German university leaders are overwhelmingly male, all German, almost entirely white, and many have limited experience outside their own institution, according to a report that has sparked debate about university presidents’ homogeneity.
There are fears that their lack of outside experience could be harming German university management.
Forty per cent of Germany’s 81 university leaders have worked only at their own institution since becoming professors, according to the report University Rectors in Germany, from the Centre for Higher Education thinktank based in Gütersloh.
Peter-André Alt, president of the German Rectors’ Conference, told Times Higher Education that this was a “really alarming figure”.
“This is a disadvantage as we need more people who have experience at different institutions,” he said.
Isabel Roessler, a senior project manager at the centre who helped compile the report, warned that the problem went even deeper.
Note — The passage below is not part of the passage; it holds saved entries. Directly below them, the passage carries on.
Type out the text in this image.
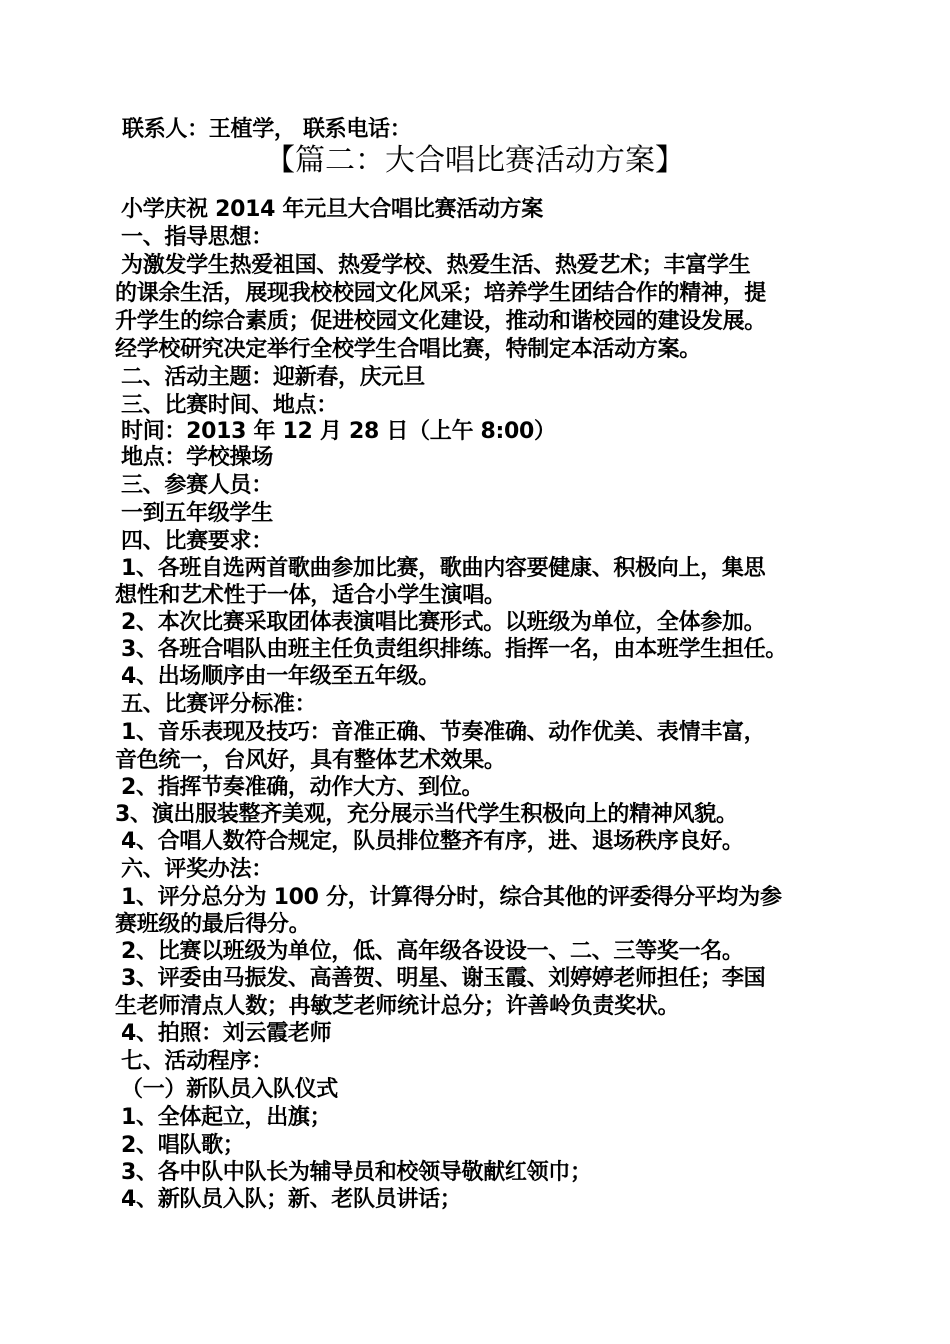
联系人：王植学， 联系电话：
【篇二：大合唱比赛活动方案】
小学庆祝 2014 年元旦大合唱比赛活动方案
一、指导思想：
为激发学生热爱祖国、热爱学校、热爱生活、热爱艺术；丰富学生
的课余生活，展现我校校园文化风采；培养学生团结合作的精神，提
升学生的综合素质；促进校园文化建设，推动和谐校园的建设发展。
经学校研究决定举行全校学生合唱比赛，特制定本活动方案。
二、活动主题：迎新春，庆元旦
三、比赛时间、地点：
时间：2013 年 12 月 28 日（上午 8:00）
地点：学校操场
三、参赛人员：
一到五年级学生
四、比赛要求：
1、各班自选两首歌曲参加比赛，歌曲内容要健康、积极向上，集思
想性和艺术性于一体，适合小学生演唱。
2、本次比赛采取团体表演唱比赛形式。以班级为单位，全体参加。
3、各班合唱队由班主任负责组织排练。指挥一名，由本班学生担任。
4、出场顺序由一年级至五年级。
五、比赛评分标准：
1、音乐表现及技巧：音准正确、节奏准确、动作优美、表情丰富，
音色统一，台风好，具有整体艺术效果。
2、指挥节奏准确，动作大方、到位。
3、演出服装整齐美观，充分展示当代学生积极向上的精神风貌。
4、合唱人数符合规定，队员排位整齐有序，进、退场秩序良好。
六、评奖办法：
1、评分总分为 100 分，计算得分时，综合其他的评委得分平均为参
赛班级的最后得分。
2、比赛以班级为单位，低、高年级各设设一、二、三等奖一名。
3、评委由马振发、高善贺、明星、谢玉霞、刘婷婷老师担任；李国
生老师清点人数；冉敏芝老师统计总分；许善岭负责奖状。
4、拍照：刘云霞老师
七、活动程序：
（一）新队员入队仪式
1、全体起立，出旗；
2、唱队歌；
3、各中队中队长为辅导员和校领导敬献红领巾；
4、新队员入队；新、老队员讲话；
“Some of them even wrote their PhD at the same university, so they have never seen another university from the inside,” she said. “When you want to manage such a huge institution, you should have a more holistic overview of institutions.” But the analysis did also find that the majority of leaders – women in particular – had spent some of their studies or career abroad.
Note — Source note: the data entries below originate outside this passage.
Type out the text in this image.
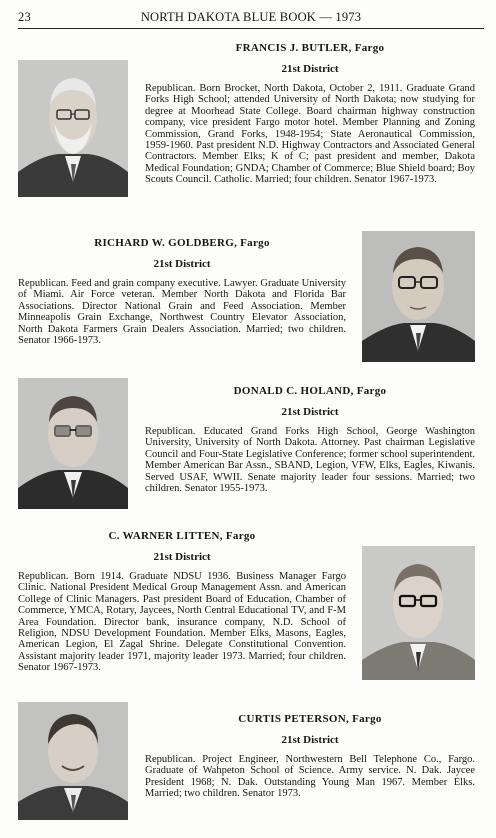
23	NORTH DAKOTA BLUE BOOK — 1973
FRANCIS J. BUTLER, Fargo
21st District
Republican. Born Brocket, North Dakota, October 2, 1911. Graduate Grand Forks High School; attended University of North Dakota; now studying for degree at Moorhead State College. Board chairman highway construction company, vice president Fargo motor hotel. Member Planning and Zoning Commission, Grand Forks, 1948-1954; State Aeronautical Commission, 1959-1960. Past president N.D. Highway Contractors and Associated General Contractors. Member Elks; K of C; past president and member, Dakota Medical Foundation; GNDA; Chamber of Commerce; Blue Shield board; Boy Scouts Council. Catholic. Married; four children. Senator 1967-1973.
RICHARD W. GOLDBERG, Fargo
21st District
Republican. Feed and grain company executive. Lawyer. Graduate University of Miami. Air Force veteran. Member North Dakota and Florida Bar Associations. Director National Grain and Feed Association. Member Minneapolis Grain Exchange, Northwest Country Elevator Association, North Dakota Farmers Grain Dealers Association. Married; two children. Senator 1966-1973.
DONALD C. HOLAND, Fargo
21st District
Republican. Educated Grand Forks High School, George Washington University, University of North Dakota. Attorney. Past chairman Legislative Council and Four-State Legislative Conference; former school superintendent. Member American Bar Assn., SBAND, Legion, VFW, Elks, Eagles, Kiwanis. Served USAF, WWII. Senate majority leader four sessions. Married; two children. Senator 1955-1973.
C. WARNER LITTEN, Fargo
21st District
Republican. Born 1914. Graduate NDSU 1936. Business Manager Fargo Clinic. National President Medical Group Management Assn. and American College of Clinic Managers. Past president Board of Education, Chamber of Commerce, YMCA, Rotary, Jaycees, North Central Educational TV, and F-M Area Foundation. Director bank, insurance company, N.D. School of Religion, NDSU Development Foundation. Member Elks, Masons, Eagles, American Legion, El Zagal Shrine. Delegate Constitutional Convention. Assistant majority leader 1971, majority leader 1973. Married; four children. Senator 1967-1973.
CURTIS PETERSON, Fargo
21st District
Republican. Project Engineer, Northwestern Bell Telephone Co., Fargo. Graduate of Wahpeton School of Science. Army service. N. Dak. Jaycee President 1968; N. Dak. Outstanding Young Man 1967. Member Elks. Married; two children. Senator 1973.
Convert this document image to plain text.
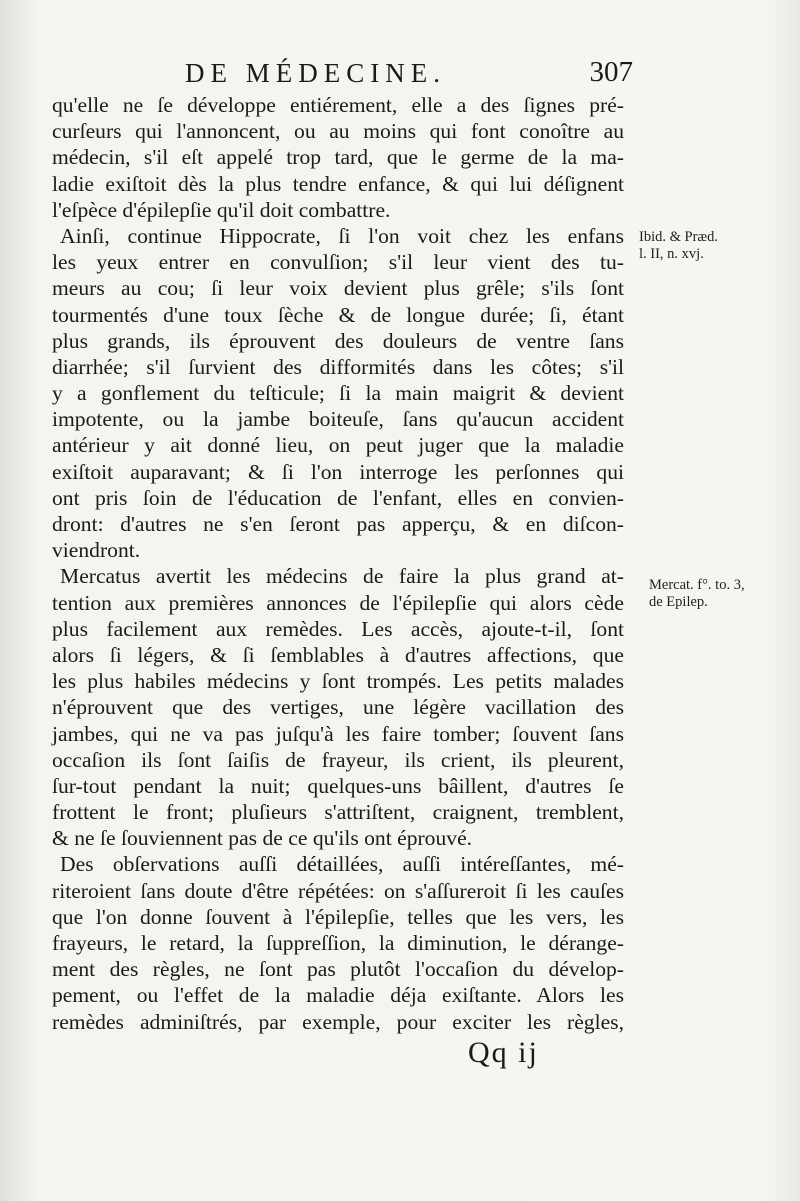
DE MÉDECINE.	307
qu'elle ne ſe développe entiérement, elle a des ſignes pré-
curſeurs qui l'annoncent, ou au moins qui font conoître au
médecin, s'il eſt appelé trop tard, que le germe de la ma-
ladie exiſtoit dès la plus tendre enfance, & qui lui déſignent
l'eſpèce d'épilepſie qu'il doit combattre.
Ainſi, continue Hippocrate, ſi l'on voit chez les enfans
les yeux entrer en convulſion; s'il leur vient des tu-
meurs au cou; ſi leur voix devient plus grêle; s'ils ſont
tourmentés d'une toux ſèche & de longue durée; ſi, étant
plus grands, ils éprouvent des douleurs de ventre ſans
diarrhée; s'il ſurvient des difformités dans les côtes; s'il
y a gonflement du teſticule; ſi la main maigrit & devient
impotente, ou la jambe boiteuſe, ſans qu'aucun accident
antérieur y ait donné lieu, on peut juger que la maladie
exiſtoit auparavant; & ſi l'on interroge les perſonnes qui
ont pris ſoin de l'éducation de l'enfant, elles en convien-
dront: d'autres ne s'en ſeront pas apperçu, & en diſcon-
viendront.
Mercatus avertit les médecins de faire la plus grand at-
tention aux premières annonces de l'épilepſie qui alors cède
plus facilement aux remèdes. Les accès, ajoute-t-il, ſont
alors ſi légers, & ſi ſemblables à d'autres affections, que
les plus habiles médecins y ſont trompés. Les petits malades
n'éprouvent que des vertiges, une légère vacillation des
jambes, qui ne va pas juſqu'à les faire tomber; ſouvent ſans
occaſion ils ſont ſaiſis de frayeur, ils crient, ils pleurent,
ſur-tout pendant la nuit; quelques-uns bâillent, d'autres ſe
frottent le front; pluſieurs s'attriſtent, craignent, tremblent,
& ne ſe ſouviennent pas de ce qu'ils ont éprouvé.
Des obſervations auſſi détaillées, auſſi intéreſſantes, mé-
riteroient ſans doute d'être répétées: on s'aſſureroit ſi les cauſes
que l'on donne ſouvent à l'épilepſie, telles que les vers, les
frayeurs, le retard, la ſuppreſſion, la diminution, le dérange-
ment des règles, ne ſont pas plutôt l'occaſion du dévelop-
pement, ou l'effet de la maladie déja exiſtante. Alors les
remèdes adminiſtrés, par exemple, pour exciter les règles,
Ibid. & Præd.
l. II, n. xvj.
Mercat. f°. to. 3,
de Epilep.
Qq ij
The report revealed that 95 per cent of university leaders were born in Germany, while the remainder were Germans born in neighbouring European countries.
This uniformity was down to the “language issue”, Professor Alt said: leaders needed excellent German to “read between the lines” of the specialised administrative language used in the country’s universities. “If you are not fluent in German, you will fail,” he said.
“I would say it’s not necessary to be native German, but you have to be fluent” to lead a German university, said Dr Roessler.
Even then, there are multiple barriers to non-Germans, she warned. “You need a deep insight into the German university system” and state-level politics, as well as a “very good academic reputation in Germany. I’m pretty sure many academics [in Germany] have no idea about researchers and leaders from abroad.”
Not a single university leader was born in the communist German Democratic Republic, the report found. Academics who pursued a career in the GDR had to submit to the “rules of the system”, explained Professor Alt – reporting back to the state on academic conferences that they had attended abroad, for example – but were later punished professionally for this collaboration after reunification. “This was a lost generation,” he said.
Men make up 77 per cent of the university leadership, while just one university head – Joybrato Mukherjee, president of Giessen University – is non-white, according to Dr Roessler.
By comparison, in the UK, just under a quarter of institutions are headed by a woman; 25 out of 150 universities are headed by a non-UK national; and five leaders are non-white, according to figures from Advance HE.
The report has triggered media criticism of university leaders; the magazine Spiegel reported that it showed they were typically “59, white and male”.
But there are signs of change. In 2005, when data were last collected, there were only six female leaders. Now there are 19; five women had become presidents in just the past year, said Dr Roessler. “There has been a change,” she said, as female academics had gained in confidence from seeing other women win top jobs.